The honor of this work lies in serving Fayette County through a vital public safety service. GJAS helps keep dogs and cats from running at large protecting your children riding bikes, playing in their own yard, safeguarding family pets and livestock, and preventing accidents before they happen. More importantly, it is an honor because helpless lives depend on GJAS for a warm, safe place while they wait for a family of their own to love.
The success of 2025 is found in saving 1,703 of the dogs and cats that found their way into the shelter’s care. It is reflected in the trust and involvement of the community— neighbors helping neighbors, volunteers giving their time, fosters opening their homes, and adopters choosing compassion. These helping hands come from all walks of life, but they share one common mission: helping those who cannot help themselves.
The heartbreak remains unavoidable. Not every story ends the way we wish it would. Each loss is felt deeply by staff and volunteers who give their hearts every day. These moments remind us why prevention, education, spay and neuter, and responsible pet ownership matter so much.
GJAS proudly serves the entire county. Fayette County citizens have many choices county-wide for doctors, dentists, restaurants, vehicle maintenance, groceries, or buying a car and much more. GJAS, however, is the only place to surrender a dog or cat in need, and the only animal shelter where families can adopt a new furry friend.
Animal shelter work is one of the most misunderstood jobs there is. While moments of playing with puppies and cuddling kittens do happen, they make up only a tiny fraction of the work. What most people never see are the heartbreaking decisions, the intake rooms filled with fear, injury, and neglect, and the emotional weight of staff and volunteers absorbing grief, guilt, anger, and desperation from the public— often all at once.
Shelter staff and volunteers work tirelessly to ensure safety, provide medical care, enrichment, advocate for animals with no voice, and maintain compassion despite exhaustion, burnout, and relentless demands. The constant cleaning of kennels, litter boxes, managing overwhelming volume of phone calls, texts, emails, and walkins genuinely takes a toll, all while making every attempt to spend social time with those in our care. Often the staff faces criticism and blame and still show up every day because they believe animal’s matter.

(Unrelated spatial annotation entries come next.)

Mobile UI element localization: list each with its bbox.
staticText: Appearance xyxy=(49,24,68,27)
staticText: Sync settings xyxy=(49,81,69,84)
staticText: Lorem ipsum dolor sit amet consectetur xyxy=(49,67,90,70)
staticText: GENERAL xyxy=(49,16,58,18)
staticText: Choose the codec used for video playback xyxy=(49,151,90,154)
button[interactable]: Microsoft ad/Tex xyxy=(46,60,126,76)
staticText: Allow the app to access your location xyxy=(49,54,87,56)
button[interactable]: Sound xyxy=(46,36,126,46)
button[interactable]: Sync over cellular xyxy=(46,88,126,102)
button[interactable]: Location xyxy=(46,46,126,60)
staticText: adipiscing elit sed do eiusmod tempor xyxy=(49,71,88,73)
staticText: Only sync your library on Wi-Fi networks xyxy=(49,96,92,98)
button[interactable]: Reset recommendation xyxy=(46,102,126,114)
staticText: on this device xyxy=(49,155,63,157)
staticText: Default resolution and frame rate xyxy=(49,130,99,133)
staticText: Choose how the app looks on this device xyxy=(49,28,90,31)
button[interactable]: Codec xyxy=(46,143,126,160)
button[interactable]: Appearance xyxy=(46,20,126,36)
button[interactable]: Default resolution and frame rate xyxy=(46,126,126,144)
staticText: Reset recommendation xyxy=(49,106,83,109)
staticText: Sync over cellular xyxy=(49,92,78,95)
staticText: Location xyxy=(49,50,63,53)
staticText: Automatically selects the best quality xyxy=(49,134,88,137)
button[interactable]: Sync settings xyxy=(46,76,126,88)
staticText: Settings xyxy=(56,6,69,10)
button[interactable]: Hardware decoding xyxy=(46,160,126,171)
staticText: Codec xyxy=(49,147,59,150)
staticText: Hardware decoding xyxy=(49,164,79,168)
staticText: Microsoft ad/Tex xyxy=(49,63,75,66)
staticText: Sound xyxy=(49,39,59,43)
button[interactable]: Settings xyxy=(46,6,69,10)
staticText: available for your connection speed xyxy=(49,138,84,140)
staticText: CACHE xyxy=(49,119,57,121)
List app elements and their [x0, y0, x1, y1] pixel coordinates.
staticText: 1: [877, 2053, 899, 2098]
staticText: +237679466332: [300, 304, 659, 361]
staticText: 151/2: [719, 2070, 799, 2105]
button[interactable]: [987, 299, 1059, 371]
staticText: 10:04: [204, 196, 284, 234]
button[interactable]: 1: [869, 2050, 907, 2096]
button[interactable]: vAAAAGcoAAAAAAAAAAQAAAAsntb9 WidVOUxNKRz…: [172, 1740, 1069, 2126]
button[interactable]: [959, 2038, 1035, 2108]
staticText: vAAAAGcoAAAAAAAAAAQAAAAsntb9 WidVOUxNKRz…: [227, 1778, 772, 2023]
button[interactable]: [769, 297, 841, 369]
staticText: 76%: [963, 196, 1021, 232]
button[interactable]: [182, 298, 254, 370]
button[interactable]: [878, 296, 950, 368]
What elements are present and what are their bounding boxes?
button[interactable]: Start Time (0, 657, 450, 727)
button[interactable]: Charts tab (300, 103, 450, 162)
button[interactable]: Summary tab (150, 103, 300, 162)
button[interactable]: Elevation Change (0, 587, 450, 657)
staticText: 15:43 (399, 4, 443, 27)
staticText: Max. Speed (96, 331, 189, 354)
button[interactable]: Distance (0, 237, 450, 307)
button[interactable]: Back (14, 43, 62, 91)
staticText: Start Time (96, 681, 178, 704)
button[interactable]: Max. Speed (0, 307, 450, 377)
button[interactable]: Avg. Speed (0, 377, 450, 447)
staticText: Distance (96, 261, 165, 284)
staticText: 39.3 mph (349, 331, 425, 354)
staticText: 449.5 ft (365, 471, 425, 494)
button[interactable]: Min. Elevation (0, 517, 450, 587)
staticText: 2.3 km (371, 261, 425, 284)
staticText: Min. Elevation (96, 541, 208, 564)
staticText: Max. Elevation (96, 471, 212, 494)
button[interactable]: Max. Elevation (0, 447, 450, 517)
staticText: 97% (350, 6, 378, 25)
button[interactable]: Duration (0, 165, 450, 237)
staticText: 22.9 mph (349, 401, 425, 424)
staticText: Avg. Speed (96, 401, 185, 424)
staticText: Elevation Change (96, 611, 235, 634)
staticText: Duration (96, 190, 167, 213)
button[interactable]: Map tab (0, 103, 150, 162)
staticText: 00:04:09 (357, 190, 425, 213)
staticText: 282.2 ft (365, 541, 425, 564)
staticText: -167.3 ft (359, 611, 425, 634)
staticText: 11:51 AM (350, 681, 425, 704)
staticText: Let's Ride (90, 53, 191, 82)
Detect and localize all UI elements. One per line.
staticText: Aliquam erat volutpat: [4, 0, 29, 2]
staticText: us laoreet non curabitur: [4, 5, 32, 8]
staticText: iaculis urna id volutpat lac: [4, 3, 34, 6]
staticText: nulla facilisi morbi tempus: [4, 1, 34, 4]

Behind every wagging tail and soft purr of safety is a dedicated, exhausted team holding together a world few ever witness. The shelter is staffed 365 days a year, missing holidays, family moments, school events, and celebrations to care for animals who have nowhere else to go. They cannot save them all—but they try, because saving even one life makes every tear, every hard decision, and every long day worth it.
Looking ahead to 2026, the shelter begins with 92 dogs and cats in care. GJAS remains tremendously grateful to our community of support. The shelter is committed to compassion, public safety, and the belief that every animal deserves a chance and Fayette County deserves to feel safe from dogs and cats running at large. Thank you to our donors and the community. GJAS is grateful for the volunteers and fosters that roll up their sleeves every day and stand beside the shelter—because this important work is only possible by working together.
How can you help?
If you ever wondered how you can help—be kind, be patient, support your local shelter, volunteer if you can, and choose responsible pet ownership by spay and neuter. Behind the scenes are real people carrying an enormous physical, mental, and emotional load so that animals in need can have a second chance. And that work, though unseen, matters more than words can say.